Antes de llegar a tierras de Nabor y el Güitas pasé el fantástico, apretado año en el cual conocí a Filiberto, a Cristina, Malaquías y muchos más en los rincones del país oculto a los  discursos públicos. Nada se resistiría a ese portentoso erguirse de los condenados de la  tierra, que volvía el mundo al revés.
Juré no apartarme jamás de ellos y así fui a dar al Santo Lugar, en las afueras de mi ciudad. Me llevaba no lo que a mis compañeros de origen universitario con los cuales hacía el camino, quienes se comprometían exlusivamente por razones políticas.
Al poco fui su formal representante allí y defendí luego la plaza a capa y espada, mientras otros iban y venían. Cada vez más el Grupo se descomponía por el diario roce con el poder y terminaría proponiendo cosas absurdas para esos barrios obreros y sus zonas industriales.
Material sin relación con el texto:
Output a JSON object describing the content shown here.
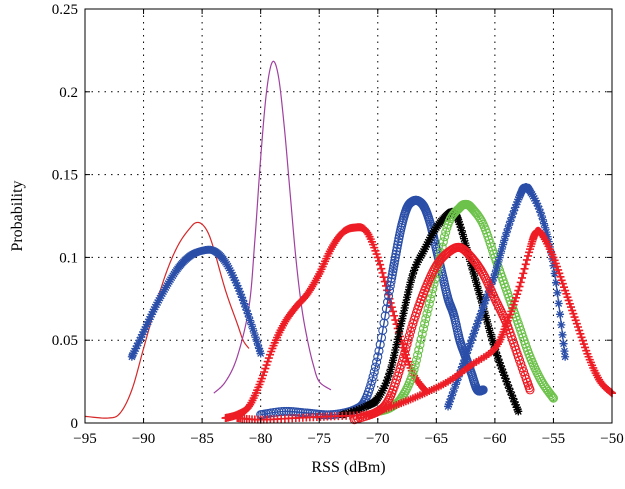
{
  "chart_data": {
    "type": "line",
    "xlabel": "RSS (dBm)",
    "ylabel": "Probability",
    "xlim": [
      -95,
      -50
    ],
    "ylim": [
      0,
      0.25
    ],
    "grid": true,
    "x_ticks": [
      -95,
      -90,
      -85,
      -80,
      -75,
      -70,
      -65,
      -60,
      -55,
      -50
    ],
    "x_tick_labels": [
      "−95",
      "−90",
      "−85",
      "−80",
      "−75",
      "−70",
      "−65",
      "−60",
      "−55",
      "−50"
    ],
    "y_ticks": [
      0,
      0.05,
      0.1,
      0.15,
      0.2,
      0.25
    ],
    "y_tick_labels": [
      "0",
      "0.05",
      "0.1",
      "0.15",
      "0.2",
      "0.25"
    ],
    "series": [
      {
        "color": "#d62728",
        "marker": "none",
        "x": [
          -95,
          -93,
          -92,
          -91,
          -90,
          -89,
          -88,
          -87,
          -86,
          -85.5,
          -85,
          -84.5,
          -84,
          -83,
          -82,
          -81.5,
          -81
        ],
        "y": [
          0.004,
          0.003,
          0.006,
          0.02,
          0.045,
          0.07,
          0.092,
          0.108,
          0.118,
          0.121,
          0.12,
          0.115,
          0.105,
          0.08,
          0.06,
          0.05,
          0.045
        ]
      },
      {
        "color": "#a040a0",
        "marker": "none",
        "x": [
          -84,
          -83,
          -82,
          -81,
          -80.5,
          -80,
          -79.5,
          -79,
          -78.5,
          -78,
          -77.5,
          -77,
          -76.5,
          -76,
          -75.5,
          -75,
          -74
        ],
        "y": [
          0.018,
          0.025,
          0.04,
          0.07,
          0.11,
          0.16,
          0.2,
          0.218,
          0.21,
          0.18,
          0.14,
          0.1,
          0.07,
          0.05,
          0.035,
          0.025,
          0.02
        ]
      },
      {
        "color": "#2b4fa8",
        "marker": "*",
        "x": [
          -91,
          -90,
          -89,
          -88,
          -87,
          -86,
          -85,
          -84,
          -83,
          -82,
          -81,
          -80
        ],
        "y": [
          0.04,
          0.055,
          0.07,
          0.083,
          0.094,
          0.101,
          0.104,
          0.104,
          0.097,
          0.083,
          0.064,
          0.042
        ]
      },
      {
        "color": "#ee1c25",
        "marker": "+",
        "x": [
          -83,
          -82,
          -81,
          -80,
          -79,
          -78,
          -77,
          -76,
          -75,
          -74,
          -73,
          -72,
          -71,
          -70,
          -69,
          -68,
          -67,
          -66
        ],
        "y": [
          0.003,
          0.005,
          0.01,
          0.025,
          0.045,
          0.06,
          0.07,
          0.078,
          0.09,
          0.105,
          0.115,
          0.118,
          0.116,
          0.1,
          0.075,
          0.05,
          0.03,
          0.02
        ]
      },
      {
        "color": "#2b4fa8",
        "marker": "o",
        "x": [
          -80,
          -78,
          -76,
          -74,
          -72,
          -71,
          -70,
          -69,
          -68.5,
          -68,
          -67.5,
          -67,
          -66.5,
          -66,
          -65.5,
          -65,
          -64.5,
          -64,
          -63.5,
          -63,
          -62.5,
          -62,
          -61.5,
          -61
        ],
        "y": [
          0.005,
          0.007,
          0.006,
          0.005,
          0.008,
          0.015,
          0.04,
          0.08,
          0.1,
          0.118,
          0.13,
          0.134,
          0.134,
          0.13,
          0.12,
          0.105,
          0.09,
          0.075,
          0.065,
          0.05,
          0.04,
          0.03,
          0.02,
          0.02
        ]
      },
      {
        "color": "#000000",
        "marker": "*",
        "x": [
          -73,
          -71,
          -70,
          -69,
          -68,
          -67,
          -66,
          -65,
          -64,
          -63.5,
          -63,
          -62,
          -61,
          -60,
          -59,
          -58
        ],
        "y": [
          0.005,
          0.01,
          0.015,
          0.03,
          0.06,
          0.09,
          0.105,
          0.118,
          0.126,
          0.127,
          0.12,
          0.095,
          0.07,
          0.045,
          0.025,
          0.007
        ]
      },
      {
        "color": "#6dc24b",
        "marker": "o",
        "x": [
          -70,
          -69,
          -68,
          -67,
          -66,
          -65,
          -64,
          -63,
          -62.5,
          -62,
          -61,
          -60,
          -59,
          -58,
          -57,
          -56,
          -55
        ],
        "y": [
          0.007,
          0.009,
          0.015,
          0.03,
          0.06,
          0.09,
          0.12,
          0.13,
          0.132,
          0.13,
          0.12,
          0.1,
          0.08,
          0.06,
          0.04,
          0.025,
          0.015
        ]
      },
      {
        "color": "#2b4fa8",
        "marker": "*",
        "x": [
          -64,
          -63,
          -62,
          -61,
          -60,
          -59,
          -58,
          -57.5,
          -57,
          -56,
          -55,
          -54
        ],
        "y": [
          0.01,
          0.03,
          0.05,
          0.07,
          0.09,
          0.115,
          0.135,
          0.142,
          0.14,
          0.125,
          0.095,
          0.04
        ]
      },
      {
        "color": "#ee1c25",
        "marker": "o",
        "x": [
          -72,
          -70,
          -69,
          -68,
          -67,
          -66,
          -65,
          -64,
          -63,
          -62,
          -61,
          -60,
          -59,
          -58,
          -57
        ],
        "y": [
          0.002,
          0.007,
          0.015,
          0.035,
          0.06,
          0.08,
          0.095,
          0.103,
          0.106,
          0.1,
          0.09,
          0.075,
          0.06,
          0.04,
          0.02
        ]
      },
      {
        "color": "#ee1c25",
        "marker": "+",
        "x": [
          -82,
          -80,
          -77,
          -74,
          -71,
          -70,
          -68,
          -66,
          -64,
          -62,
          -60,
          -59,
          -58,
          -57,
          -56.5,
          -56,
          -55,
          -54,
          -53,
          -52,
          -51,
          -50
        ],
        "y": [
          0.003,
          0.002,
          0.003,
          0.004,
          0.005,
          0.007,
          0.012,
          0.018,
          0.025,
          0.035,
          0.045,
          0.06,
          0.08,
          0.105,
          0.115,
          0.114,
          0.1,
          0.08,
          0.06,
          0.04,
          0.025,
          0.018
        ]
      }
    ]
  }
}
Pretendían que el Sabio Analfabeta y los otros, hombres todos, se les incorporan a título de cuadros políticos de vago proyecto, en reuniones en las cuales cada vez más privaba lenguaje y una visión de la sociedad y de sí mismos, por completo ajenos a ellos. ¿Y las familias, tan o más importantes, y la intimidad de nuestras relaciones, que convertían a Agustín y a Simón el Grillo en mi compadre y mi “comadre”, como testigos en el registro de nacimiento de Él? ¿Y las tardes de billar o las escapadas a los tugurios con el Jarocho o con Pedros y sus compañeros, prohibidas por “la moral revolucionaria”?

Nada tenía que ver con tamañas desmesuras cuando en los hechos el Grupo olvidó el lugar.